The modified maneuver “can be more effective than forcible Valsalva and obviously less dangerous,” Dr. Poe said. “We’ve seen (patients) injure … their ears over forceful Valsalva.”
Explore This IssueJune 2018
The ETD Patient Questionnaire is useful, but don’t rely too much on it, said William Slattery III, MD, president of House Ear Clinic in Los Angeles. Ask your own questions instead.
“I’ve got my standard set of questions that I like to go through,” he said. “The first is, ‘Let’s rule out patulous. Do you hear yourself breathe? Do you hear your voice echo inside your head? Is it positional change? Was there recent weight loss?’ Those four questions are very helpful and I find, many times, no one has asked them (those) questions.”
When he’s trying to determine whether to do a balloon inflation, Dr. Slattery continues with what may seem basic techniques. “I’m putting my fingers on their (TMJ), asking them to open and close their mouth,” he said. “This may seem pretty straightforward. But what I find is there’s so many patients that I get referred in that have seen several people and nobody’s ever tested them … nobody’s done that before. And that helps rule out some of the more simple diagnoses.”
Still, Dr. Slattery, who disclosed speaking fees for J&J and Acclarent Corp., said that his fellows give the ETDQ-7 to all patients complaining of aural fullness. He just cautions otolaryngologists not to base decisions solely on its results. “You can’t just rely on one piece of information alone,” he said. “You’ve got to put all of this together to make your diagnosis.”
Dr. Smouha, who practices with ENT & Allergy Associates in Manhattan, said that while research has validated the effectiveness of the ETDQ-7 questionnaire at assessing symptoms, it is not a differential diagnosis tool. “It’s an outcomes measure for before and after,” he said. “It was never intended for diagnostic measures. … It can’t differentiate between a patulous ET or TMD or any other types of aural fullness.”
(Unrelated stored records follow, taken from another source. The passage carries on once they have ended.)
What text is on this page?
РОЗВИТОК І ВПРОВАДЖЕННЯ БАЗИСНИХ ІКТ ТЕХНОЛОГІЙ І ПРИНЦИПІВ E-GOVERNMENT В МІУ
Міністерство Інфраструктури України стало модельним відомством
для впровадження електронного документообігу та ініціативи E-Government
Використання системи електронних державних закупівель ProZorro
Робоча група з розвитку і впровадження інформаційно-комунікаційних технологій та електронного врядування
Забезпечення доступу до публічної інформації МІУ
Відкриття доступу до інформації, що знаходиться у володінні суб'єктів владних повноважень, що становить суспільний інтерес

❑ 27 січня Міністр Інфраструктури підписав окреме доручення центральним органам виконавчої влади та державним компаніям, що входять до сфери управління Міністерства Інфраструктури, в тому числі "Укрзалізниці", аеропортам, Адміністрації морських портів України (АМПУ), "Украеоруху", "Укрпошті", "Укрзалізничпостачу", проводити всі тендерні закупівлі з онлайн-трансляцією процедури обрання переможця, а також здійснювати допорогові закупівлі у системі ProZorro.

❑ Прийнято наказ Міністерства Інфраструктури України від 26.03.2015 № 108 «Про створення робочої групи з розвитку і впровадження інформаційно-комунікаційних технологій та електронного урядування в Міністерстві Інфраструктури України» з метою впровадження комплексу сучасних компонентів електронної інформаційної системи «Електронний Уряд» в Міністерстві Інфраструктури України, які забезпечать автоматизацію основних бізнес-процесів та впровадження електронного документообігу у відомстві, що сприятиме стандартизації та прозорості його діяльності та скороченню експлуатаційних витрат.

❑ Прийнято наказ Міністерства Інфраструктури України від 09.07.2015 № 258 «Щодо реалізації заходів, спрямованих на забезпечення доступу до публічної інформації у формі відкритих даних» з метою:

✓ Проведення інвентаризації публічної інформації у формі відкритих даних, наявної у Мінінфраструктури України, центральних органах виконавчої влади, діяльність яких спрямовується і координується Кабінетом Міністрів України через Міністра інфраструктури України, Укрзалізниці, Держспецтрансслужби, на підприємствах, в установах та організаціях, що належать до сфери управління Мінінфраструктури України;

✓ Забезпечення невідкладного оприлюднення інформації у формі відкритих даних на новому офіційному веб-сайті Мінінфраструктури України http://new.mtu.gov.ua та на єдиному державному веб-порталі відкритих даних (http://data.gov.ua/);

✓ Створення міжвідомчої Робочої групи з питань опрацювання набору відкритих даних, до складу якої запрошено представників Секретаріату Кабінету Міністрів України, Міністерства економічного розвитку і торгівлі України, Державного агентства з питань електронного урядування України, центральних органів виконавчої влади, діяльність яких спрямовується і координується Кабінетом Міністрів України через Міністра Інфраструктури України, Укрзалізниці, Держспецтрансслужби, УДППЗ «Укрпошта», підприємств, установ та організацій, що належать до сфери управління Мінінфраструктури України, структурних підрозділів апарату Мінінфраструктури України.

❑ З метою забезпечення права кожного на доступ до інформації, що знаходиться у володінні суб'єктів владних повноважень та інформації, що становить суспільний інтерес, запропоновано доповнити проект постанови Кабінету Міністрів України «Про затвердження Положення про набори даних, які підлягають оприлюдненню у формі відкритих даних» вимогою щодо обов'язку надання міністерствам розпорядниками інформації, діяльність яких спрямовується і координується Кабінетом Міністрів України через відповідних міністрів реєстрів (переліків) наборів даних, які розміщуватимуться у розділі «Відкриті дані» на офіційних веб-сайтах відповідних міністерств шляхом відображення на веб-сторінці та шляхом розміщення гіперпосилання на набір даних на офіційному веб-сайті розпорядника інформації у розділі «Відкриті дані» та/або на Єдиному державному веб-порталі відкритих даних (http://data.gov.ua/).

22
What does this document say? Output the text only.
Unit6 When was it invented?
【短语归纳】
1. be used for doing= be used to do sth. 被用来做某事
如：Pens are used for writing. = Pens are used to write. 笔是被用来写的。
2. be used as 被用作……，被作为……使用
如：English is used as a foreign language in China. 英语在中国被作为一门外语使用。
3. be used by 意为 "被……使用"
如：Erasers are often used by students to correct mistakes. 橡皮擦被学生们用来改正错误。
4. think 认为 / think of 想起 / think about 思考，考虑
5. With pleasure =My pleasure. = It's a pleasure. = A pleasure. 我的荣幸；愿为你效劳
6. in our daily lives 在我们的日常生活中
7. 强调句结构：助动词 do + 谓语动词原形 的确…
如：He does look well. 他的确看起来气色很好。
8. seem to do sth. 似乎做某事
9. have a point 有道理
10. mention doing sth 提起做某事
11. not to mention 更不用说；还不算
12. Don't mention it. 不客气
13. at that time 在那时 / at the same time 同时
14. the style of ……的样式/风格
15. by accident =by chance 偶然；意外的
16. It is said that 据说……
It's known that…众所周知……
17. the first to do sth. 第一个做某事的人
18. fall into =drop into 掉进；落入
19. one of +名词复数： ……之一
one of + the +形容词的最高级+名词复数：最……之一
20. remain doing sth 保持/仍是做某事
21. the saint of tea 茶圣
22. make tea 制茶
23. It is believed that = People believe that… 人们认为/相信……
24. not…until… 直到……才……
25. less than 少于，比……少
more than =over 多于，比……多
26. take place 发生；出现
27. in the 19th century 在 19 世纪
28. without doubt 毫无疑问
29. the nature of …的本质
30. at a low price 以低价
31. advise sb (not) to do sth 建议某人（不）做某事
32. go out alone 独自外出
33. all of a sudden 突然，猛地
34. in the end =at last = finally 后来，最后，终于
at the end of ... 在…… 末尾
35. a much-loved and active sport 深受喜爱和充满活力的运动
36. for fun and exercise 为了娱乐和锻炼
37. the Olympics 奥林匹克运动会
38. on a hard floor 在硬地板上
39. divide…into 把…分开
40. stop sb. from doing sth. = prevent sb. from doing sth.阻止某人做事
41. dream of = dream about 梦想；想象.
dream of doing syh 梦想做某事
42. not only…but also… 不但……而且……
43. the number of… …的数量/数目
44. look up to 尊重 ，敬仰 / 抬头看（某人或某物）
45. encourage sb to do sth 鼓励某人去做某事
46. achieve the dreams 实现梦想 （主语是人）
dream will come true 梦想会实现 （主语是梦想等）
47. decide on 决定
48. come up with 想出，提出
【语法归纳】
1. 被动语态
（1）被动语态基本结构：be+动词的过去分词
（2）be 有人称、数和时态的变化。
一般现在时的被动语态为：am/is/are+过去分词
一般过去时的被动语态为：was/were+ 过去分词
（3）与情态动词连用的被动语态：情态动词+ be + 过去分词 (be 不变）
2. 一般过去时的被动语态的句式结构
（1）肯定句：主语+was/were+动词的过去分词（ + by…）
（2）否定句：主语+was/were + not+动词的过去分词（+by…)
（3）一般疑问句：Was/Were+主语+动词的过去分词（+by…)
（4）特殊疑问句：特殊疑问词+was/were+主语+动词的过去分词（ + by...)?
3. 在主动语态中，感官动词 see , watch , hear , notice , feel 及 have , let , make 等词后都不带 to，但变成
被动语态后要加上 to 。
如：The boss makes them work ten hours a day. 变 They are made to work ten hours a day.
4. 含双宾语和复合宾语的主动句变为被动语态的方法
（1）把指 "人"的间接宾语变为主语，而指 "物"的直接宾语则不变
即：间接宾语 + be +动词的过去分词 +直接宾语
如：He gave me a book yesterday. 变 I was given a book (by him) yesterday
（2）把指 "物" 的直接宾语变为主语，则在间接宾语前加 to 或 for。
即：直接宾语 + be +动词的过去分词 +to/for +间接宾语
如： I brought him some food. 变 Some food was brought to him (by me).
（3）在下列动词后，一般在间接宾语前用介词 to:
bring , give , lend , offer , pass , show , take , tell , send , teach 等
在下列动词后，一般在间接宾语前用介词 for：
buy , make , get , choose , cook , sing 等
The panel also discussed treatment options for ETD. Dr. Chandrasekhar discussed the potential value of surfactants, while disclosing her role as a board member and shareholder for a biotech company developing an ETD surfactant. “The problem at the Eustachian tube is not at (its) orifice, but actually in the lumen, in the cartilaginous portion,” she said. “Some of that problem is actually at the bony Eustachian tube orifice in the middle ear on the other side. The concept being that in the future we may be able to treat conservatively. In the future, we may be able to treat … with something like a surfactant and open up the Eustachian tube and allow for normal physiology.”